UFC 202: Diaz v McGregor 2

It was right as I got up to go grab a beer, as Anthony Johnson was making his walk out, that it struck me and I made an announcement to my friends who were watching the fight with me.  "Glover Teixera is too sloppy, Rumble is gonna end this one quickly."  Within a minute, Teixera was on the ground, unconscious, fighting the referee.  What made this realization interesting was that just prior to the fight, I was talking about the myriad ways in which Teixera could possibly win.  Looking back now, I see that it was filling up time, the endless second guessing that comes when fan's gather around and fill the time between bouts with MMAmath.

The truth is, MMA is one of the only sports where it is always bottom of the ninth, where the fight can be decided at any given time.  This is where I believe MMA transcends other sports.  Time is not guaranteed.  A football team can be down twenty points, but that last quarter is guaranteed to them and they can make a miraculous comeback or slog into the inevitable.

For the main event, Conor McGregor vs Nate Diaz, the variables were much greater.  The possibilities for victory were almost completely reliant on intangibles and the incalculable mental fortitude of either fighter.  In my prediction, I made the claim that McGregor would lose once his composure went out the window, that he would be forced to fight with ego or muscle memory.  I made the claim that his artistry resided in his physicality, his technique, and his unorthodox striking.  I didn't believe he had it in him to embrace patience, to not get emotional.  He did, and therefore won.

Nate Diaz's achilles heel were leg strikes, I knew this and McGregor clearly did as well, opening up in the first frame with kicks to the lead leg.  Diaz didn't adapt to this, which interestingly was not to his detriment.  By the end of the third round, those kicks didn't matter, McGregor was up against the ropes and it looked like my prediction of a fourth round TKO was gonna be correct.

But the bottom of the ninth lasted a little longer than that, McGregor came back with an energy that could only be seen as the manifestation of the force of will.  He fought back against what appeared to be encroaching time, and extended his chances into the fifth round.

This fight was nothing short of a war of attrition between two fighters with endless reserves of heart, hunger and willpower.  While I do not agree that McGregor was the clear victor in three of the five rounds as the judges scored it, I believe that the only way we could have seen something definitive in this fight would be if it lasted past the time frame of twenty-five minutes.

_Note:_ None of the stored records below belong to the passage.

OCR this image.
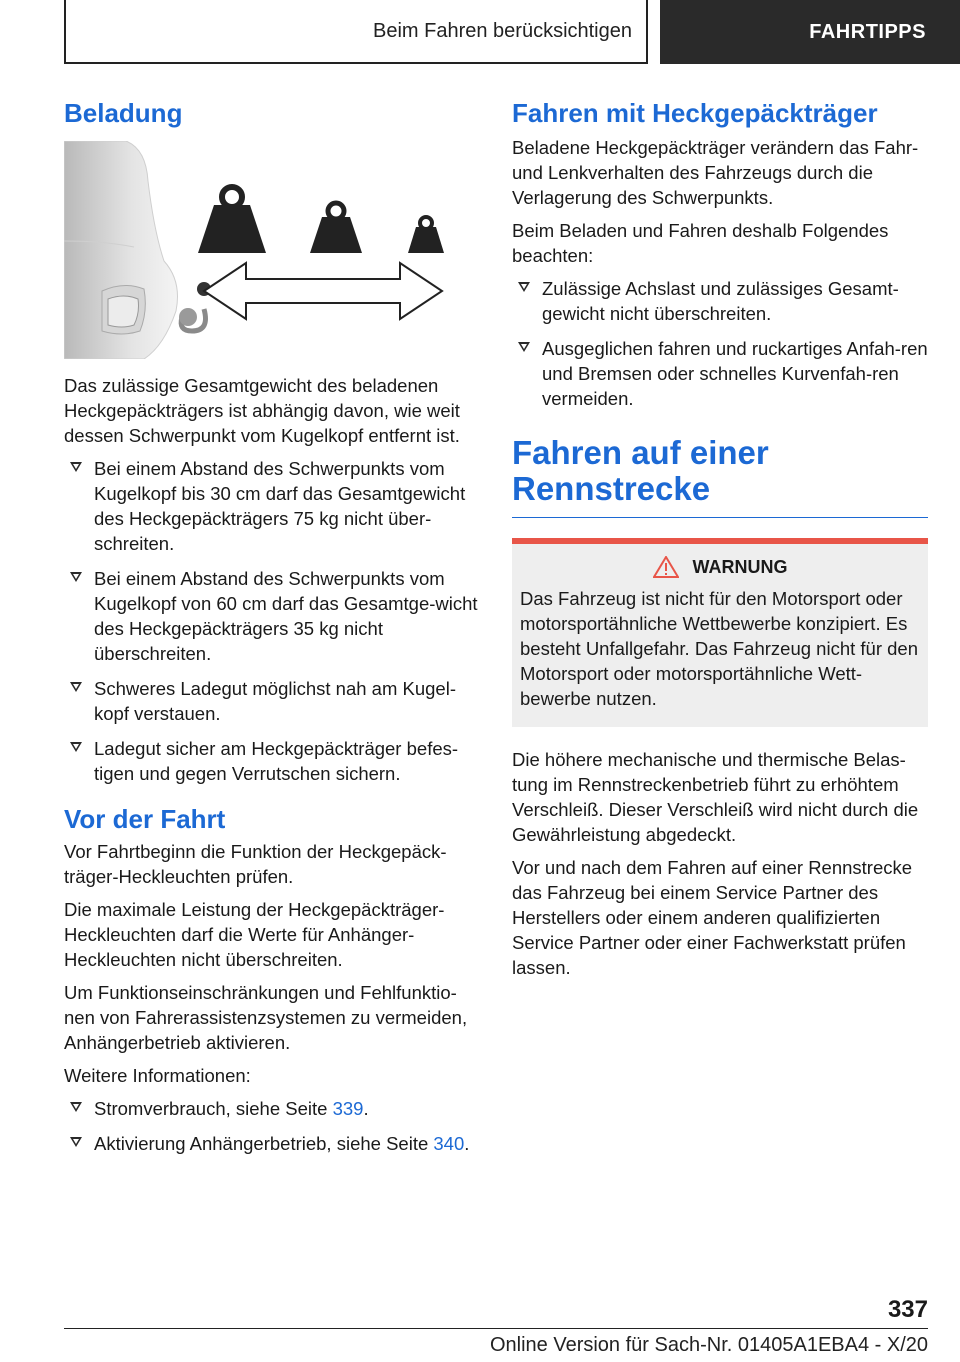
Beim Fahren berücksichtigen	FAHRTIPPS
Beladung

Das zulässige Gesamtgewicht des beladenen Heckgepäckträgers ist abhängig davon, wie weit dessen Schwerpunkt vom Kugelkopf entfernt ist.

Bei einem Abstand des Schwerpunkts vom Kugelkopf bis 30 cm darf das Gesamtgewicht des Heckgepäckträgers 75 kg nicht über‐schreiten.
Bei einem Abstand des Schwerpunkts vom Kugelkopf von 60 cm darf das Gesamtge‐wicht des Heckgepäckträgers 35 kg nicht überschreiten.
Schweres Ladegut möglichst nah am Kugel‐kopf verstauen.
Ladegut sicher am Heckgepäckträger befes‐tigen und gegen Verrutschen sichern.
Vor der Fahrt

Vor Fahrtbeginn die Funktion der Heckgepäck‐träger-Heckleuchten prüfen.

Die maximale Leistung der Heckgepäckträger-Heckleuchten darf die Werte für Anhänger-Heckleuchten nicht überschreiten.

Um Funktionseinschränkungen und Fehlfunktio‐nen von Fahrerassistenzsystemen zu vermeiden, Anhängerbetrieb aktivieren.

Weitere Informationen:

Stromverbrauch, siehe Seite 339.
Aktivierung Anhängerbetrieb, siehe Seite 340.
Fahren mit Heckgepäckträger

Beladene Heckgepäckträger verändern das Fahr- und Lenkverhalten des Fahrzeugs durch die Verlagerung des Schwerpunkts.

Beim Beladen und Fahren deshalb Folgendes beachten:

Zulässige Achslast und zulässiges Gesamt‐gewicht nicht überschreiten.
Ausgeglichen fahren und ruckartiges Anfah‐ren und Bremsen oder schnelles Kurvenfah‐ren vermeiden.
Fahren auf einer
Rennstrecke
WARNUNG

Das Fahrzeug ist nicht für den Motorsport oder motorsportähnliche Wettbewerbe konzipiert. Es besteht Unfallgefahr. Das Fahrzeug nicht für den Motorsport oder motorsportähnliche Wett‐bewerbe nutzen.

Die höhere mechanische und thermische Belas‐tung im Rennstreckenbetrieb führt zu erhöhtem Verschleiß. Dieser Verschleiß wird nicht durch die Gewährleistung abgedeckt.

Vor und nach dem Fahren auf einer Rennstrecke das Fahrzeug bei einem Service Partner des Herstellers oder einem anderen qualifizierten Service Partner oder einer Fachwerkstatt prüfen lassen.

337
Online Version für Sach-Nr. 01405A1EBA4 - X/20
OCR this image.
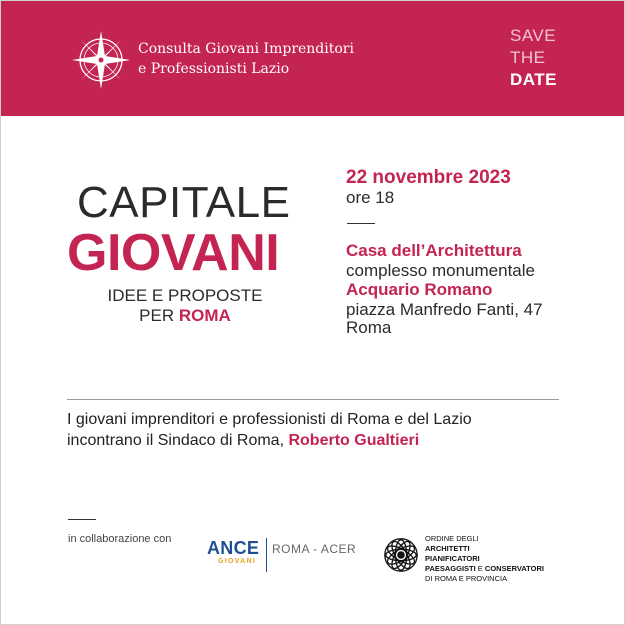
Consulta Giovani Imprenditori
e Professionisti Lazio
SAVE
THE
DATE
CAPITALE
GIOVANI
IDEE E PROPOSTE
PER ROMA
22 novembre 2023
ore 18
Casa dell’Architettura
complesso monumentale
Acquario Romano
piazza Manfredo Fanti, 47
Roma
I giovani imprenditori e professionisti di Roma e del Lazio
incontrano il Sindaco di Roma, Roberto Gualtieri
in collaborazione con ANCE
GIOVANI
ROMA - ACER
ORDINE DEGLI
ARCHITETTI
PIANIFICATORI
PAESAGGISTI E CONSERVATORI
DI ROMA E PROVINCIA
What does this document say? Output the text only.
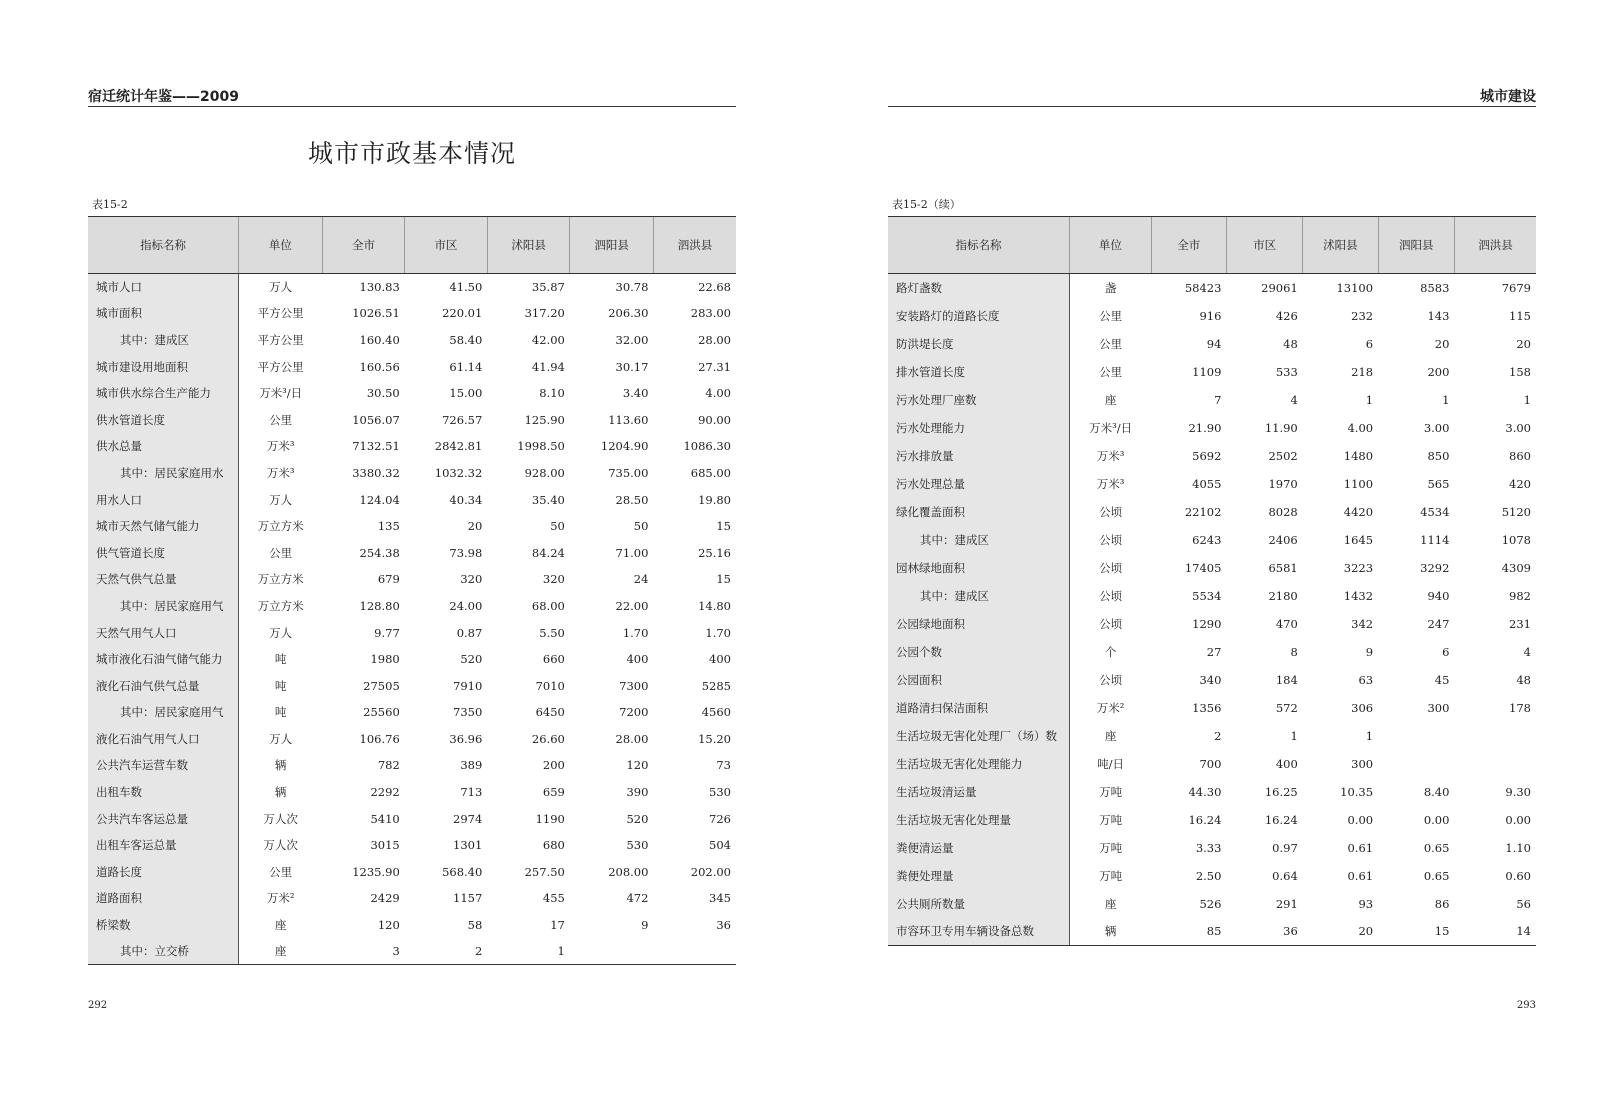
宿迁统计年鉴——2009
城市市政基本情况
表15-2
指标名称	单位	全市	市区	沭阳县	泗阳县	泗洪县
城市人口	万人	130.83	41.50	35.87	30.78	22.68
城市面积	平方公里	1026.51	220.01	317.20	206.30	283.00
其中：建成区	平方公里	160.40	58.40	42.00	32.00	28.00
城市建设用地面积	平方公里	160.56	61.14	41.94	30.17	27.31
城市供水综合生产能力	万米³/日	30.50	15.00	8.10	3.40	4.00
供水管道长度	公里	1056.07	726.57	125.90	113.60	90.00
供水总量	万米³	7132.51	2842.81	1998.50	1204.90	1086.30
其中：居民家庭用水	万米³	3380.32	1032.32	928.00	735.00	685.00
用水人口	万人	124.04	40.34	35.40	28.50	19.80
城市天然气储气能力	万立方米	135	20	50	50	15
供气管道长度	公里	254.38	73.98	84.24	71.00	25.16
天然气供气总量	万立方米	679	320	320	24	15
其中：居民家庭用气	万立方米	128.80	24.00	68.00	22.00	14.80
天然气用气人口	万人	9.77	0.87	5.50	1.70	1.70
城市液化石油气储气能力	吨	1980	520	660	400	400
液化石油气供气总量	吨	27505	7910	7010	7300	5285
其中：居民家庭用气	吨	25560	7350	6450	7200	4560
液化石油气用气人口	万人	106.76	36.96	26.60	28.00	15.20
公共汽车运营车数	辆	782	389	200	120	73
出租车数	辆	2292	713	659	390	530
公共汽车客运总量	万人次	5410	2974	1190	520	726
出租车客运总量	万人次	3015	1301	680	530	504
道路长度	公里	1235.90	568.40	257.50	208.00	202.00
道路面积	万米²	2429	1157	455	472	345
桥梁数	座	120	58	17	9	36
其中：立交桥	座	3	2	1		
292
城市建设
表15-2（续）
指标名称	单位	全市	市区	沭阳县	泗阳县	泗洪县
路灯盏数	盏	58423	29061	13100	8583	7679
安装路灯的道路长度	公里	916	426	232	143	115
防洪堤长度	公里	94	48	6	20	20
排水管道长度	公里	1109	533	218	200	158
污水处理厂座数	座	7	4	1	1	1
污水处理能力	万米³/日	21.90	11.90	4.00	3.00	3.00
污水排放量	万米³	5692	2502	1480	850	860
污水处理总量	万米³	4055	1970	1100	565	420
绿化覆盖面积	公顷	22102	8028	4420	4534	5120
其中：建成区	公顷	6243	2406	1645	1114	1078
园林绿地面积	公顷	17405	6581	3223	3292	4309
其中：建成区	公顷	5534	2180	1432	940	982
公园绿地面积	公顷	1290	470	342	247	231
公园个数	个	27	8	9	6	4
公园面积	公顷	340	184	63	45	48
道路清扫保洁面积	万米²	1356	572	306	300	178
生活垃圾无害化处理厂（场）数	座	2	1	1		
生活垃圾无害化处理能力	吨/日	700	400	300		
生活垃圾清运量	万吨	44.30	16.25	10.35	8.40	9.30
生活垃圾无害化处理量	万吨	16.24	16.24	0.00	0.00	0.00
粪便清运量	万吨	3.33	0.97	0.61	0.65	1.10
粪便处理量	万吨	2.50	0.64	0.61	0.65	0.60
公共厕所数量	座	526	291	93	86	56
市容环卫专用车辆设备总数	辆	85	36	20	15	14
293
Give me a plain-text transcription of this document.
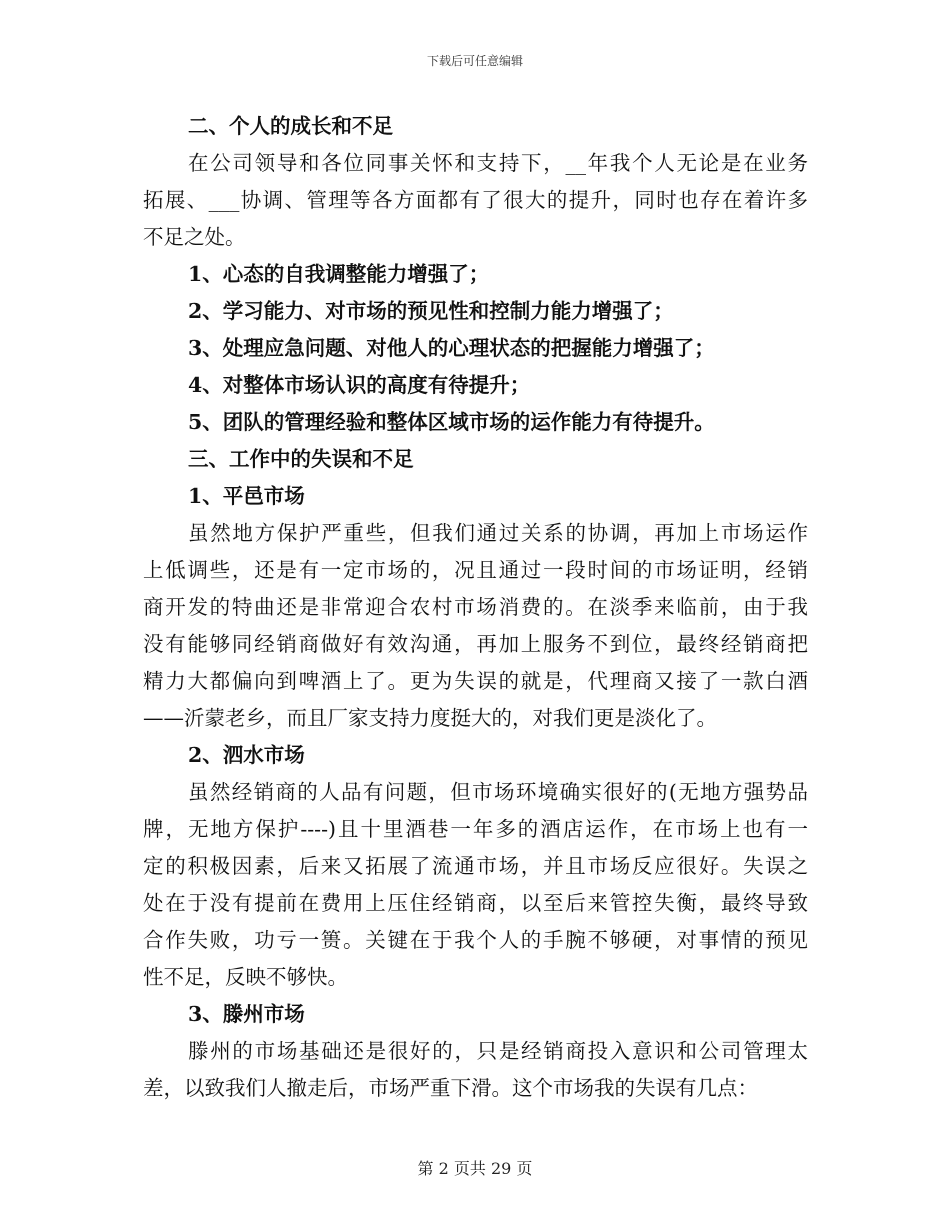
下载后可任意编辑
二、个人的成长和不足
在公司领导和各位同事关怀和支持下，__年我个人无论是在业务
拓展、___协调、管理等各方面都有了很大的提升，同时也存在着许多
不足之处。
1、心态的自我调整能力增强了；
2、学习能力、对市场的预见性和控制力能力增强了；
3、处理应急问题、对他人的心理状态的把握能力增强了；
4、对整体市场认识的高度有待提升；
5、团队的管理经验和整体区域市场的运作能力有待提升。
三、工作中的失误和不足
1、平邑市场
虽然地方保护严重些，但我们通过关系的协调，再加上市场运作
上低调些，还是有一定市场的，况且通过一段时间的市场证明，经销
商开发的特曲还是非常迎合农村市场消费的。在淡季来临前，由于我
没有能够同经销商做好有效沟通，再加上服务不到位，最终经销商把
精力大都偏向到啤酒上了。更为失误的就是，代理商又接了一款白酒
——沂蒙老乡，而且厂家支持力度挺大的，对我们更是淡化了。
2、泗水市场
虽然经销商的人品有问题，但市场环境确实很好的(无地方强势品
牌，无地方保护----)且十里酒巷一年多的酒店运作，在市场上也有一
定的积极因素，后来又拓展了流通市场，并且市场反应很好。失误之
处在于没有提前在费用上压住经销商，以至后来管控失衡，最终导致
合作失败，功亏一篑。关键在于我个人的手腕不够硬，对事情的预见
性不足，反映不够快。
3、滕州市场
滕州的市场基础还是很好的，只是经销商投入意识和公司管理太
差，以致我们人撤走后，市场严重下滑。这个市场我的失误有几点：
第 2 页共 29 页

This highlights the second great difference between Mixed Martial Arts and other sports.  Time is sometimes not enough, that the way in which to view an epic fight such as last night's main event is to imagine the sixth or seventh round.  Sometimes the best way to understand a close fight is to watch the next one, whomever their opponent may be, and note the changes. Fortunately for Diaz and McGregor fans, a trilogy is inevitable, and most of us are already envisioning it right now.